Amid skyrocketing home values, state lawmakers in 2005 passed a law capping annual property tax increases at 3 percent. Although home values are dropping throughout the valley, the decreases are not nearly as big as the increases that preceded them.

In short, to see an actual decrease in your property tax bill, your home’s value would have to not only drop, but drop considerably.

And that hasn’t happened for most homeowners.

The county has roughly 716,000 residential, commercial and industrial properties. Of those, the values of about 396,000 declined during the most recent assessment, though there likely will be more once the results of owners’ appeals are tallied, Clark County Assessor Mark Schofield said.

The vast majority of those decreases — 303,204 — involved drops of less than 10 percent, he said. That’s not enough to warrant a smaller tax bill in a city where most home values jumped by many times that amount in recent years.

Schofield said he could not estimate the average assessed value of a home this year compared with 2004, the base year for the 3 percent cap.

But a look at changes in median resale values for traditional single-family homes is instructive.

In mid-2003, when assessments were being made for 2004 tax bills, the median resale price of traditional homes was just more than $163,000, said Dennis Smith, president of Home Builders Research Inc. Median resale prices peaked in mid-2006 at about $290,000, then dropped to about $250,000 by the end of 2007, Smith said.

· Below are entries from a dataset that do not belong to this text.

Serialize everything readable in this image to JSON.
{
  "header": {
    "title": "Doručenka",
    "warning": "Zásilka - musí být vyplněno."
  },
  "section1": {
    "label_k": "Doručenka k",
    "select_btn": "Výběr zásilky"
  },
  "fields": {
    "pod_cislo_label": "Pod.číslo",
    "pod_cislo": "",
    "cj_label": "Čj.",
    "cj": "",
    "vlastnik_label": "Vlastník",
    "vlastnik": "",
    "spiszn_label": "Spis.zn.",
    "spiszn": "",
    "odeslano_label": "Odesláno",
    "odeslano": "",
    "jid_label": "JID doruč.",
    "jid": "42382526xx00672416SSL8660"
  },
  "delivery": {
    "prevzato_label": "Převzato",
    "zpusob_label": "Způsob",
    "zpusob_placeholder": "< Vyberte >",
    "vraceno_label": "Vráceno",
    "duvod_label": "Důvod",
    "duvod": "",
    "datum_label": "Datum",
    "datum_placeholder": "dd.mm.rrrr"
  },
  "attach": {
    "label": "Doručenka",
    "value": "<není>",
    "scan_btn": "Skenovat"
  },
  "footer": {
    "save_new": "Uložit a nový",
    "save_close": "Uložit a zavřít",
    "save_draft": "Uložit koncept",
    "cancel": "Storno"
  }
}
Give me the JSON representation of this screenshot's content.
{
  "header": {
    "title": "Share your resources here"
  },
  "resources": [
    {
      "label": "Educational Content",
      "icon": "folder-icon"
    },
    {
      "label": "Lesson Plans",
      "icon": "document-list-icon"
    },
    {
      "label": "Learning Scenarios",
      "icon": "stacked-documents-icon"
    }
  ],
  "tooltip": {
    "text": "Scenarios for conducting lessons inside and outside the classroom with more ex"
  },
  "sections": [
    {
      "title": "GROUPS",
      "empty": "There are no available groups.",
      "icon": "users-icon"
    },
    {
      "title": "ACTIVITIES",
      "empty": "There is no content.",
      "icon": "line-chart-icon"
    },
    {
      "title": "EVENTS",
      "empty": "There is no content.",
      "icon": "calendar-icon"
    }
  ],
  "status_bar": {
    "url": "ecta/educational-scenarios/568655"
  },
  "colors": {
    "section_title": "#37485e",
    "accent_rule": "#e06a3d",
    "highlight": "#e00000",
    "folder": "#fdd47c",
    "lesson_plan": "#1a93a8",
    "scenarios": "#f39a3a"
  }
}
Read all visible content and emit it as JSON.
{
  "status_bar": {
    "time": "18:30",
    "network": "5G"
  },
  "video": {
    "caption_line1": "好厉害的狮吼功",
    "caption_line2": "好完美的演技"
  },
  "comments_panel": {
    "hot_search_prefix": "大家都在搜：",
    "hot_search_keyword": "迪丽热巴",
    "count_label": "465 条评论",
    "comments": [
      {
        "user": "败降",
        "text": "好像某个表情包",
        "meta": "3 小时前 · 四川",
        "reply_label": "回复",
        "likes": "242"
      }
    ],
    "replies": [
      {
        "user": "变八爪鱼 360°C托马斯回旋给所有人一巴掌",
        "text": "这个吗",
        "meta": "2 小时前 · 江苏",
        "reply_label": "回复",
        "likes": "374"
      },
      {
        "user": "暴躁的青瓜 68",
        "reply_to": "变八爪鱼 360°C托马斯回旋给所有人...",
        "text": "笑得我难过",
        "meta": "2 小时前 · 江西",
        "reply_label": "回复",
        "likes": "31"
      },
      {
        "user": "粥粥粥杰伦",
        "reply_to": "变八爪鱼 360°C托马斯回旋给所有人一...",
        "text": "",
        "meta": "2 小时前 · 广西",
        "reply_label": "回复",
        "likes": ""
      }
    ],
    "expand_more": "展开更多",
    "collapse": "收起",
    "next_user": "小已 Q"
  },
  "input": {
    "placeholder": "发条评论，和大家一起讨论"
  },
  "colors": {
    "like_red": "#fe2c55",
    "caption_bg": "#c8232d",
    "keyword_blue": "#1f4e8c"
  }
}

Assuming the assessed value of a home follows that downward pattern, its owner would not see a property tax decrease this year unless the home’s value plummeted to about $178,000.

The concept of property taxes going up while home values drop is a tough one for many homeowners to grasp.

Assistant Treasurer Rebecca Coates said her office has been getting many calls from people wanting to know when to expect their property tax refunds. She has to tell them they aren’t coming.

“It’s a hard concept to get your head around,” she said.

Schofield said people everywhere keep asking him similar questions.

“I get questions at Home Depot, the grocery store, Walgreens,” he said. “That’s the No. 1 question on people’s minds.”

Not receiving a property tax reduction as your home’s value falls might be reason to gnash your teeth and pull your hair — if not for the fact that the same homeowners likely enjoyed significant tax breaks in earlier years.

Let’s say a homeowner paid $1,000 in property taxes one year. Thanks to the 3 percent cap, he would pay only $1,030 the next year — even if the home’s value rose 50 percent.

So during the Vegas housing boom, as homeowners were clicking champagne glasses while watching home values go through the roof, they weren’t paying proportional increases in property taxes.

“Unless the assessed value of the property drops by a percentage greater than last year’s abated taxes, then you’re not going to see a reduction,” said Mark Vincent, the city of Las Vegas’ finance director.

That might sound like gobbledygook, but Vincent puts it in more understandable lay terms.

“You can’t get a rebate on something you never paid,” he said. “If you never paid the tax abatement, how can you get a reduction on it?”